Деньги, может, были небольшие, но они открыли дверь, через которую другие девушки надеялись получить какую-то финансовую помощь. Была и другая причина поспешить с обращением к компании: срок исковой давности. По законам Иллинойса, при первых признаках болезни женщины должны были уведомить Radium Dial о своем состоянии. Получив такое уведомление, компания должна была в соответствии с законом позаботиться о надлежащей медицинской помощи и выплате компенсаций, так как женщины пострадали на работе.

Инициативу проявили, как и с самого начала, Шарлотта и Кэтрин. Они надеялись, что компания теперь поступит с ними справедливо. С помощью Джея Кука вместе со своими мужьями женщины разработали план действий. Первого мая 1934 года Кэтрин написала от имени их всех письмо, после чего Альфред Перселл позвонил в студию, чтобы она могла зачитать его управляющему. Сразу же после этого Том взял письмо в руки и бросил его им в почтовый ящик. Компания получила свое уведомление. Теперь женщинам оставалось только ждать.

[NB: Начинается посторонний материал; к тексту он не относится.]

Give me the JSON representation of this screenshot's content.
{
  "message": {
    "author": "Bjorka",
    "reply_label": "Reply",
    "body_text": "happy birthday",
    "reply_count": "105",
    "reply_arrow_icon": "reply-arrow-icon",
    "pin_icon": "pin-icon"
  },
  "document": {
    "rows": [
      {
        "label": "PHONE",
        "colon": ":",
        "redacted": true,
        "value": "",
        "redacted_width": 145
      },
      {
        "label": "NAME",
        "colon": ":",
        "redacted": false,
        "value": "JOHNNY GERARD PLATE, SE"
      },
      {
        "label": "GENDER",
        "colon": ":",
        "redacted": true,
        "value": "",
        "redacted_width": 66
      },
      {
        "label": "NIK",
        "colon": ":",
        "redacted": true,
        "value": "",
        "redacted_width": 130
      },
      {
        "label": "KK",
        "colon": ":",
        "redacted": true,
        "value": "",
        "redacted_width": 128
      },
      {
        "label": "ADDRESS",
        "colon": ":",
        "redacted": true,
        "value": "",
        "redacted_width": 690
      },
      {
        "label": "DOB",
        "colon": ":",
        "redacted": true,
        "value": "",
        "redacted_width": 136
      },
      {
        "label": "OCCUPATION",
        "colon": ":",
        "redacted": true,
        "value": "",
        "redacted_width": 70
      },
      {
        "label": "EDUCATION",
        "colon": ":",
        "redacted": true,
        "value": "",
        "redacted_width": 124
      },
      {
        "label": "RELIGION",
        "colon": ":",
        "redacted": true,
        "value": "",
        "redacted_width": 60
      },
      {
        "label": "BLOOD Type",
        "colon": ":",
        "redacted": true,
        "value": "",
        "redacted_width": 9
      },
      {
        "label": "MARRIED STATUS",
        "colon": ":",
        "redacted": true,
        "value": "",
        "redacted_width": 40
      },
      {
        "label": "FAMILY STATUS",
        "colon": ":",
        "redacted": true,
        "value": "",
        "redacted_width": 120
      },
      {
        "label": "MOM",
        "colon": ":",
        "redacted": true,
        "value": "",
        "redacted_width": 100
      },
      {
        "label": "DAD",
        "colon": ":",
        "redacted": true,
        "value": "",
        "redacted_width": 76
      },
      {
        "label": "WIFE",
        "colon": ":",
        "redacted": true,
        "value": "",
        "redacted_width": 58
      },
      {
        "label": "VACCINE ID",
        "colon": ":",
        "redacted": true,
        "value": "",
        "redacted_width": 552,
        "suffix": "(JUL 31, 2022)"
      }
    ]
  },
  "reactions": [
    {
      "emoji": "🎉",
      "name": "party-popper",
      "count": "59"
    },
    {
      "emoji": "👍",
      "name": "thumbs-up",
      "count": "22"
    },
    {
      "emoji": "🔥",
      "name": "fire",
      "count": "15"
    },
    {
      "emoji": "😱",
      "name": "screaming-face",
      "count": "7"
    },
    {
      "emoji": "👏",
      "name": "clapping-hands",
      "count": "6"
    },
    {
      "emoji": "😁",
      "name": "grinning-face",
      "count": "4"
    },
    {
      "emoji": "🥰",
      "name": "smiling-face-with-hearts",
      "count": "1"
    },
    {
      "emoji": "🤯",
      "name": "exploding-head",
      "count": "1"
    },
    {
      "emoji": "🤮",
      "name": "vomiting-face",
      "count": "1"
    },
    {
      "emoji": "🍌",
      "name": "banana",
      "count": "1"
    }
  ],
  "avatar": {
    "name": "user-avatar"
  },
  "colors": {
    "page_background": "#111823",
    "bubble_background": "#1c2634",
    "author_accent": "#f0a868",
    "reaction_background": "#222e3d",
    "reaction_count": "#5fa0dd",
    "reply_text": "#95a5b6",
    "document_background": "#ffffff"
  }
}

Они все ждали… И ждали… И ждали. К восьмому мая никакого ответа так и не последовало – ни единого слова.

По совету Кука, женщины теперь взяли вопрос в свои руки – и направились в студию Radium Dial, чтобы поговорить со своим бывшим начальником мистером Ридом.

Этот путь Кэтрин многократно проделывала раньше. Выйти из дома, повернуть направо, затем прямо до Колумбус-стрит, повернуть налево и пройти один квартал до студии. Тем не менее в этот раз все было по-особенному. Она нервничала, однако знала, что должна постоять за себя и за всех; они сошлись на том, что Кэтрин и Шарлотта будут «говорить от имени всех остальных девушек».

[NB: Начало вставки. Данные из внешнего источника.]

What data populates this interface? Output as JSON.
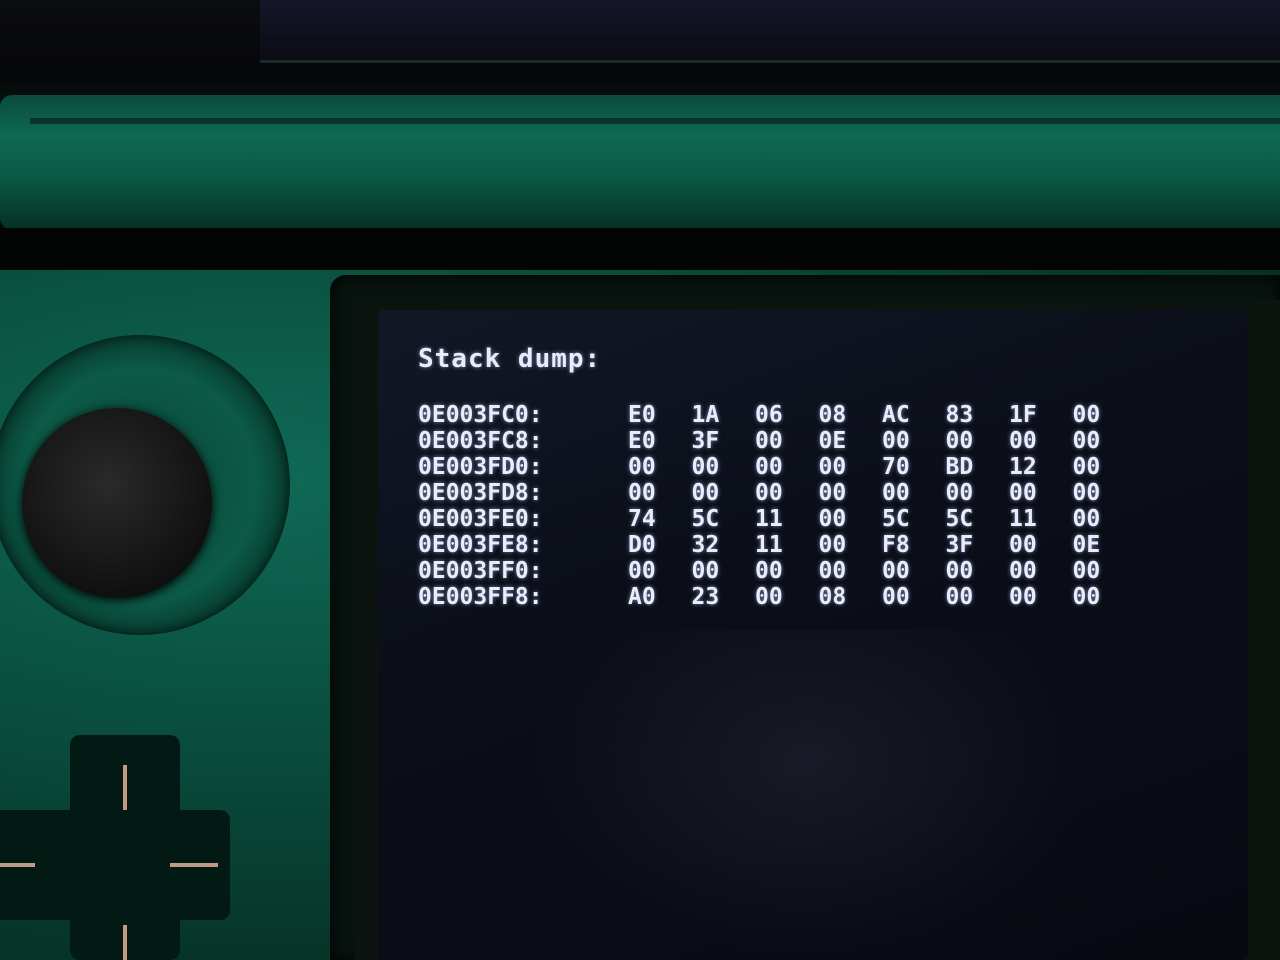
{
  "screen": {
    "title": "Stack dump:",
    "rows": [
      {
        "address": "0E003FC0:",
        "bytes": [
          "E0",
          "1A",
          "06",
          "08",
          "AC",
          "83",
          "1F",
          "00"
        ]
      },
      {
        "address": "0E003FC8:",
        "bytes": [
          "E0",
          "3F",
          "00",
          "0E",
          "00",
          "00",
          "00",
          "00"
        ]
      },
      {
        "address": "0E003FD0:",
        "bytes": [
          "00",
          "00",
          "00",
          "00",
          "70",
          "BD",
          "12",
          "00"
        ]
      },
      {
        "address": "0E003FD8:",
        "bytes": [
          "00",
          "00",
          "00",
          "00",
          "00",
          "00",
          "00",
          "00"
        ]
      },
      {
        "address": "0E003FE0:",
        "bytes": [
          "74",
          "5C",
          "11",
          "00",
          "5C",
          "5C",
          "11",
          "00"
        ]
      },
      {
        "address": "0E003FE8:",
        "bytes": [
          "D0",
          "32",
          "11",
          "00",
          "F8",
          "3F",
          "00",
          "0E"
        ]
      },
      {
        "address": "0E003FF0:",
        "bytes": [
          "00",
          "00",
          "00",
          "00",
          "00",
          "00",
          "00",
          "00"
        ]
      },
      {
        "address": "0E003FF8:",
        "bytes": [
          "A0",
          "23",
          "00",
          "08",
          "00",
          "00",
          "00",
          "00"
        ]
      }
    ]
  },
  "colors": {
    "shell": "#0a5a45",
    "screen_bg": "#0b0e18",
    "text": "#e8ecff"
  },
  "icons": {
    "circle_pad": "circle-pad-icon",
    "dpad": "dpad-icon"
  }
}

Шарлотта шла не спеша, чтобы Кэтрин со своей хромотой от нее не отставала. Ощущения при ходьбе такие странные, подумала Шарлотта. Прежде она никогда не обращала внимания, как активно мы используем руки, когда ходим. Теперь же слева от нее не было ничего, кроме воздуха.

Шарлотта была не из тех, кто зацикливается на себе. «Она никогда себя не жалела, никогда», – сказал один из ее родных. Хотя после ампутации она и сказала: «Я не могу работать по дому», Шарлотта уже начала приспосабливаться: она научилась открывать и закрывать застежки на подгузниках своего малыша ртом; помыть сковородку, как она обнаружила, можно, если прижать ручку подбородком. Разумеется, все остальные хлопоты взял на себя Альфред.

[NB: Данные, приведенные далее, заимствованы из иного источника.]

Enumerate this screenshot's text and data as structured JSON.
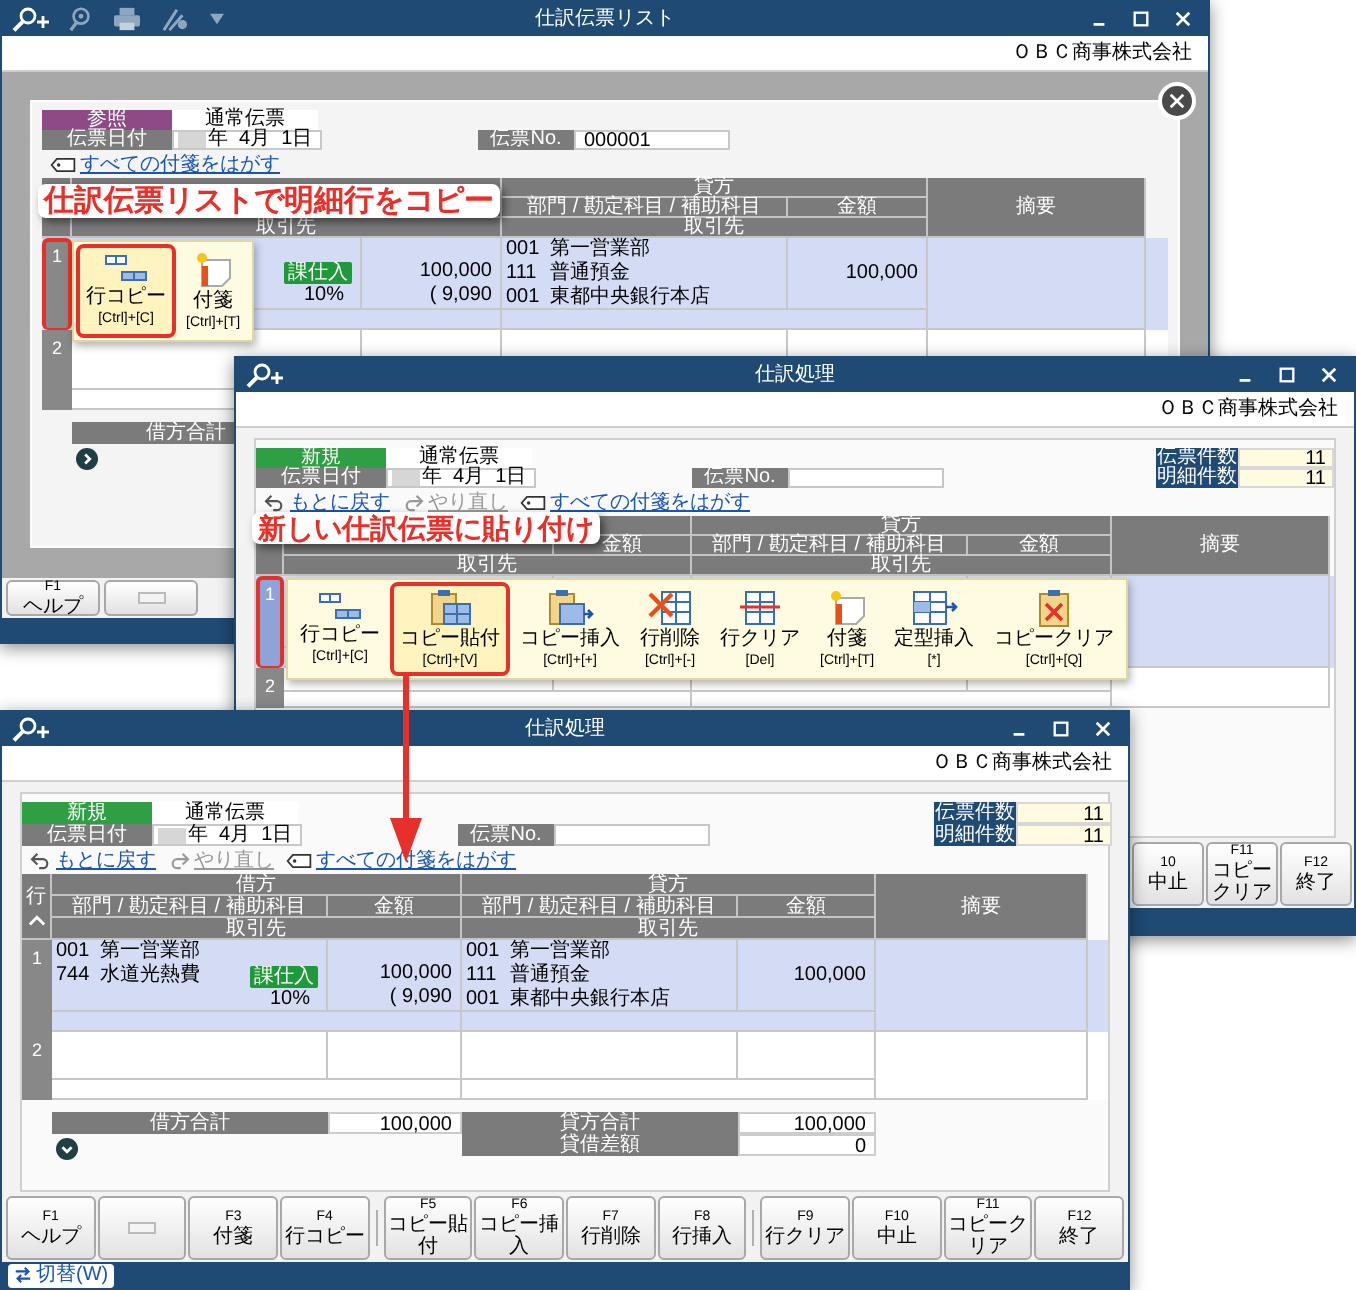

Но сейчас Альфреда не было рядом. Они шли только вдвоем: Кэтрин и Шарлотта. И как же они были не похожи на тех девушек, что однажды устроились на работу в студию. Кэтрин, хромая, преодолела шесть ведущих ко входу ступеней, стараясь держать спину как можно ровнее. Они вошли и наткнулись на мистера Рида.

«Я получила письмо от своего врача, который лечил меня последние недели, – официальным тоном сообщила ему Кэтрин. У нее был «интеллигентный голос», и говорила она решительно. – Он пришел к окончательному выводу, что в моей крови присутствуют следы радиации. – Она показала на Шарлотту: – У нас отравление радием».

Это был факт. О таком тяжело говорить вслух, но это был факт. Она выдержала паузу, ожидая реакции, однако человек, который был ее начальником на протяжении девяти лет, ничего не ответил.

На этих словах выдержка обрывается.